• sanatı ve sanatın fetishistik algılanışını "deconstruct" etmek için yola çıkmış, bunu da bi dereceye kadar becermiş, fakat insan zihnininin fetishizm [(bkz: freud) hatta biraz (bkz: baudrillard) hatta ve hatta (bkz: lyotard)] midir nedir artık ne haltsa, etkisi altında kendisi de fetish bir obje olmak zorunda kalan eserler vermiştir. mesela "urinal" bu durumu en fazlasıyla yaşayanlardan dır.
    orijinali kaybolmasına karşın, bir kopyası yapılıp müzelerde saklananan bir objedir kendisi.
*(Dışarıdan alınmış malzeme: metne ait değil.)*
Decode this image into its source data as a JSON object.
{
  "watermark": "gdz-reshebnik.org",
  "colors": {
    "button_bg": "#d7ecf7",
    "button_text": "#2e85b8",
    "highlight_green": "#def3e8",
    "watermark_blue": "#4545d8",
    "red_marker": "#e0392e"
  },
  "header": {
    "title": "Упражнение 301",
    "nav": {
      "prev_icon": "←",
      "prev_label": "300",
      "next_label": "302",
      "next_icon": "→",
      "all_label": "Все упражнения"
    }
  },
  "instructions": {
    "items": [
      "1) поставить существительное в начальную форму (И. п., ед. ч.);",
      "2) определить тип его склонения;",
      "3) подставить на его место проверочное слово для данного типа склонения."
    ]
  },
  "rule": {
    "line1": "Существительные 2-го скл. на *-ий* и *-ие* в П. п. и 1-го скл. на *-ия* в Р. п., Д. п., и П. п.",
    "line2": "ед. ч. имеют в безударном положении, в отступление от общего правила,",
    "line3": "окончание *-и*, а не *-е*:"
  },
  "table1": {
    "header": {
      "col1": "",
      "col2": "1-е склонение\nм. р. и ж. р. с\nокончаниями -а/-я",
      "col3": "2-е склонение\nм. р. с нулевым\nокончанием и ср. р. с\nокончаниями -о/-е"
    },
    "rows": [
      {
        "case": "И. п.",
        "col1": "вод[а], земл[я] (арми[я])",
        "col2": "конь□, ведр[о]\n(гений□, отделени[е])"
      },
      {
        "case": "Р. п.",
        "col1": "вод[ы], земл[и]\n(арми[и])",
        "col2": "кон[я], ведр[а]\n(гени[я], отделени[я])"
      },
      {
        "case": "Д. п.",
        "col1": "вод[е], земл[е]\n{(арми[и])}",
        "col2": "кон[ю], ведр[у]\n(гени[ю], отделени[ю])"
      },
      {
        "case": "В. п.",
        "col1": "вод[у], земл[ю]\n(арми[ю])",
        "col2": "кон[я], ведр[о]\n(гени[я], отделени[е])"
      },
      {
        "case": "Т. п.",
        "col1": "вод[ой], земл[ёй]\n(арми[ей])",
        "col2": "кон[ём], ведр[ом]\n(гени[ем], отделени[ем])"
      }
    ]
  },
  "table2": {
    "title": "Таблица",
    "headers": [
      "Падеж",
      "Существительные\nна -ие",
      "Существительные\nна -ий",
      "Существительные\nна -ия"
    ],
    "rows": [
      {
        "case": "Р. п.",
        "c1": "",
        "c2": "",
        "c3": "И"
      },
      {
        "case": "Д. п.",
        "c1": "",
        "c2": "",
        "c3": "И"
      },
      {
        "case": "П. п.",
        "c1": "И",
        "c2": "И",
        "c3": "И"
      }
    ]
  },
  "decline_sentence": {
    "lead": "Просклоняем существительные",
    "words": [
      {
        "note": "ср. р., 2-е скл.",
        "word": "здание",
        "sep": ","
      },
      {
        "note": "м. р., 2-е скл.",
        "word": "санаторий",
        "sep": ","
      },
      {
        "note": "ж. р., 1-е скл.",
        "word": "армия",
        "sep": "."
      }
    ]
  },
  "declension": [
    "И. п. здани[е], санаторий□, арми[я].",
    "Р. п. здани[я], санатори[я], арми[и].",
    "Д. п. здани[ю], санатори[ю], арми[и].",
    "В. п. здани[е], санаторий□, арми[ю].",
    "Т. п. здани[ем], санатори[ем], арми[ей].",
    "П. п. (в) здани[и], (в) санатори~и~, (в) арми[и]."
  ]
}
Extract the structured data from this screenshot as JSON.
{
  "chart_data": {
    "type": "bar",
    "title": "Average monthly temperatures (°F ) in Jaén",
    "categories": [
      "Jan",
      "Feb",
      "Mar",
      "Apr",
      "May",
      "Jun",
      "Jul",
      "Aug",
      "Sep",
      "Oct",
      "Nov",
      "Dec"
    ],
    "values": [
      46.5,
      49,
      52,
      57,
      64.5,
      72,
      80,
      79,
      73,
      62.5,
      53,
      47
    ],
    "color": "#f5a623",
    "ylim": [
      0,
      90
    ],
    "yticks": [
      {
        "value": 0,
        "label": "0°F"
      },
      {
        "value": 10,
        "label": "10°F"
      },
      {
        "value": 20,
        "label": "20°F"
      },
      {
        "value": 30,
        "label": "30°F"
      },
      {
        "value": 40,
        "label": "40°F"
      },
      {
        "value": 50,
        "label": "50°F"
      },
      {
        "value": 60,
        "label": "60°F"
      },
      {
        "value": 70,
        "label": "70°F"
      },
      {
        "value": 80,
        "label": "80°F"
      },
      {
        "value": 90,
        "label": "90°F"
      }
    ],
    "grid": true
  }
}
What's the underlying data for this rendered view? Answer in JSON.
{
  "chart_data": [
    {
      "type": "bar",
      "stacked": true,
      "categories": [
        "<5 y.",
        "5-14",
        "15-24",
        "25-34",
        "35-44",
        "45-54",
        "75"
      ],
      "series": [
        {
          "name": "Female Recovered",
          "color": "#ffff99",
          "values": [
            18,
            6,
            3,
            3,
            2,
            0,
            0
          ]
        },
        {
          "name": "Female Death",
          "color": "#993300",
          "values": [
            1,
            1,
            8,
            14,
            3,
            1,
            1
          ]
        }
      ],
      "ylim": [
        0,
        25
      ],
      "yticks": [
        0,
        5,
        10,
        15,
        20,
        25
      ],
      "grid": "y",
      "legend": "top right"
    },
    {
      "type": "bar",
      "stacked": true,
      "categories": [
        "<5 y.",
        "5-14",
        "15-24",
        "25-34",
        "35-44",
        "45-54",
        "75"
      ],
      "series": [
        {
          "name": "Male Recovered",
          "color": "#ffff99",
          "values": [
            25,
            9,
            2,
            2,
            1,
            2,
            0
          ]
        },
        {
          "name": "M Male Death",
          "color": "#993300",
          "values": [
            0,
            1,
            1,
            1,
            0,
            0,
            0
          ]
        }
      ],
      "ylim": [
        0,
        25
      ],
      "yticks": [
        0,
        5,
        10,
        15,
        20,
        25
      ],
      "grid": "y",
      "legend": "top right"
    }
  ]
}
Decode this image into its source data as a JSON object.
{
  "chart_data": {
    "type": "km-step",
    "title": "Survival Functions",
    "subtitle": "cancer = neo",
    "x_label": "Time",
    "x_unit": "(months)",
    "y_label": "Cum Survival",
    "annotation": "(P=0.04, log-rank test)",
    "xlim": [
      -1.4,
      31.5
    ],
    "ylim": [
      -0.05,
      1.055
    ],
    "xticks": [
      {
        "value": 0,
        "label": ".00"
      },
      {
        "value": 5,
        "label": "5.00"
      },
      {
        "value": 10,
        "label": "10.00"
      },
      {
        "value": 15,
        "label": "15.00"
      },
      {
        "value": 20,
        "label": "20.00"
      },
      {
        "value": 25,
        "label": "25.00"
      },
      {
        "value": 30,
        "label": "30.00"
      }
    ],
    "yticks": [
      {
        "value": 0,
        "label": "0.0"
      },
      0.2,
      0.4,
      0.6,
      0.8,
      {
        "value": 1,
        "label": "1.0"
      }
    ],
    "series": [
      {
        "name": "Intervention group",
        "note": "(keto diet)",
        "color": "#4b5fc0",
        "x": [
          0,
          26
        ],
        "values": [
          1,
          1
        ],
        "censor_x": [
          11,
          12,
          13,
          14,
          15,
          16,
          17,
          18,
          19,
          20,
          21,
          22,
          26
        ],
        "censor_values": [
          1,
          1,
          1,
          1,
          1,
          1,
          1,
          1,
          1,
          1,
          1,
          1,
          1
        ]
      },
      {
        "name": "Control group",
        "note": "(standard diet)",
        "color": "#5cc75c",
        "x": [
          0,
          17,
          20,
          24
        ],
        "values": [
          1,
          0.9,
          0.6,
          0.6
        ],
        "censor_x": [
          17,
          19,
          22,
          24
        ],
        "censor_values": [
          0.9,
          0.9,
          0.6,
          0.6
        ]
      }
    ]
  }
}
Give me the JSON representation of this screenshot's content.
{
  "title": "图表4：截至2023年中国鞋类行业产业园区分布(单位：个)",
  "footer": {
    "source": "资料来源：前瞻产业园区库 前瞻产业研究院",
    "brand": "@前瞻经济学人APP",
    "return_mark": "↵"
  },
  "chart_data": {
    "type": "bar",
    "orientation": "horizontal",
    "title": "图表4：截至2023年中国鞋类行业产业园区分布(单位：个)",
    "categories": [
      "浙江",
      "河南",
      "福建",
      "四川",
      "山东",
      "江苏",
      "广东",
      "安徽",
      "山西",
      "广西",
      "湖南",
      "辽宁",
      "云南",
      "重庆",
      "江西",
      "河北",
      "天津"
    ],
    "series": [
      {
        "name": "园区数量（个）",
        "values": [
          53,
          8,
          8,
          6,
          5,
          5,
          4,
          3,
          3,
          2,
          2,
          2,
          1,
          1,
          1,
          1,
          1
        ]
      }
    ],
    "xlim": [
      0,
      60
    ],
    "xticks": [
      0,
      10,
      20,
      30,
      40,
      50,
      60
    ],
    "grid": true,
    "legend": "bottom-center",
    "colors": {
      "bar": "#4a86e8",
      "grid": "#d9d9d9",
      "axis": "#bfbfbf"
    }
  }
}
  • 20.yy. sanat akımlarının külliyen ebesini dürtmüş; ayrıca iki tane de deneysel film attırmış (anaemic cinema ve abstract) mutena art-çıl adam..
  • boka tapan ak gönül.
  • tum "art-terorist"liginin yaninda, satranc tutkusuyla da bilinir duchamp. hatta bir donem fransiz olimpiyat komitesi'nde bile yeralmis. ayrica mezartasi yazisi da unutulmayanlar arasindadir: "ama olenler baskalaridir hep..."
  • tasarladigi pisuarla ortaligi karistirdi..
    (bkz: pisuar)
  • hayatının en büyük eseri olan büyük cam taşınırken kırıldığında tepkisi "işte şimdi gerçekten sanat eseri oldu" tadında bir şey olmuş..
  • hazır nesneleriyle sanatın her yerde olduğunu gösterdi. o da warhol gibi süpermarketlerin bir modern sanat müzesi olduğunu düşünüyordu. günlük hayatın alışıldık eşyalarını alışmadığımız mekanlara yerleştirerek sanatta yaratıcı düşüncenin en şaşırtıcı örneklerini verdi.
  • gayet varlıklı bir aileye sahip olmasından ötürü ekonomik kaygı duymaksızın sanatını (veya anti sanatını) icra edebilmiş,ki belki bu kadar özgür olmasının bir nedeni de budur,ve eserlerini gayet cüz'i meblağlarla eşe dosta dağıtmış insan.
  • süpermarketlerin aslında yaşayan bir müze olduğunu herkesten önce anlayan sanat erbabı.